SANREMO 2021: LA COSTRUZIONE TELEVISIVA DELL'EVENTO ATTUTISCE LA MANCANZA DI PUBBLICO. AUDITEL IN CALO, CANZONI TENDENTI AL CLASSICO. ARISA, MANESKIN, COLAPESCE-DIMARTINO SUGLI SCUDI

Se ne parla già dagli anni Ottanta, ma è in questo 2021 che, complice la pandemia, si è definitivamente completata la transizione di Sanremo da rassegna canora a show televisivo. E nell'attuale situazione di emergenza è stata una mano santa, riconosciamolo: la costruzione dello spettacolo fatta su misura per il piccolo schermo (complice una scenografia ad hoc, mai così decisiva) ha reso meno impattante lo shock della platea desolatamente deserta, quasi neutralizzandolo. Certo, dal vivo, on stage, deve essere diverso, me ne rendo conto.
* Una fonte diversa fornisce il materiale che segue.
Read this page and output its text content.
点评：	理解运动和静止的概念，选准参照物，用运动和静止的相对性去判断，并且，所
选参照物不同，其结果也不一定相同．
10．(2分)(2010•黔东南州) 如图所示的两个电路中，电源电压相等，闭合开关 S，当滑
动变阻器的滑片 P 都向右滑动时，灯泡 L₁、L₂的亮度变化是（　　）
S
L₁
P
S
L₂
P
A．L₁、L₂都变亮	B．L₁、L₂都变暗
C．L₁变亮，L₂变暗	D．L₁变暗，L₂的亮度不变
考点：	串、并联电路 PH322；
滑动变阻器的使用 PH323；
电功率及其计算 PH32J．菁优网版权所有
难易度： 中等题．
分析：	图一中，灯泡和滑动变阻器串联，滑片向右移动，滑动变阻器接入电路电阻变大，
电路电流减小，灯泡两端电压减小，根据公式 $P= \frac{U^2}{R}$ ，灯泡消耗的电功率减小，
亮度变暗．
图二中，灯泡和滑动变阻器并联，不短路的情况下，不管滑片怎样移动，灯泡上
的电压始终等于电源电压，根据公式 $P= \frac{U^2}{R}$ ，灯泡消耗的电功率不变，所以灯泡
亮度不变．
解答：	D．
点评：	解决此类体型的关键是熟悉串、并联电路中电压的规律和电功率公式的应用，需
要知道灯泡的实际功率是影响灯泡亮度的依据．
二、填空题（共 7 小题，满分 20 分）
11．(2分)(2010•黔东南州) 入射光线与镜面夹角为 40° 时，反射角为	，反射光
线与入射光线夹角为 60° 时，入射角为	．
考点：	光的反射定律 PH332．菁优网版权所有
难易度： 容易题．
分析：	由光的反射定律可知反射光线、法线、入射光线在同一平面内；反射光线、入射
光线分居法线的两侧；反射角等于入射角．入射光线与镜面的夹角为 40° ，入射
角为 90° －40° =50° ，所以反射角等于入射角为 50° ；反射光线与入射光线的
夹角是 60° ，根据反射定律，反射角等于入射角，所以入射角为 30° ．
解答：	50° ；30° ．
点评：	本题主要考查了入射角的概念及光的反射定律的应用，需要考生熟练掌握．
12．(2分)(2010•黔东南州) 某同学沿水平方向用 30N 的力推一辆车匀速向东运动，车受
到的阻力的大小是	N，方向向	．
E dev'essere terribile per cantanti, presentatori, performers esibirsi davanti a nessuno, soprattutto per professionisti di vasta esperienza che hanno bisogno del contatto col pubblico come dell'ossigeno. Ma il filtro della tv attutisce tutto, anche se magari alla lunga il disagio riemergerà: no, non sono stati gli applausi finti, espediente discutibile in tempi normali (quando spesso se ne abusa) ma accettabile oggi. Per quanto di basica elementarità, la trovatina esorcizzante del dialogo con le sedie vuote ha contribuito invece a sciogliere gli animi: il saluto alle poltronissime partito da Fiorello e poi ripreso da vari artisti in corso di serata, l'invito ad applaudire rivolto... ai braccioli, la corsa fanciullesca dei due presentatori fra i corridoi della sala vuota. Tutto fa, ma nel vernissage di Sanremo 2021 è stato fondamentale concepire l'evento come trasmissione tout court, non un grande happening ma un intrattenimento che è soprattutto vetrina promozionale catodica per novità musicali, e lo si è percepito soprattutto nelle esibizioni dei cantanti in gara, ciò che continua a contare di più, nonostante l'allungamento sempre più indecoroso di un brodo che potrebbe serenamente chiudere i battenti a mezzanotte e dintorni.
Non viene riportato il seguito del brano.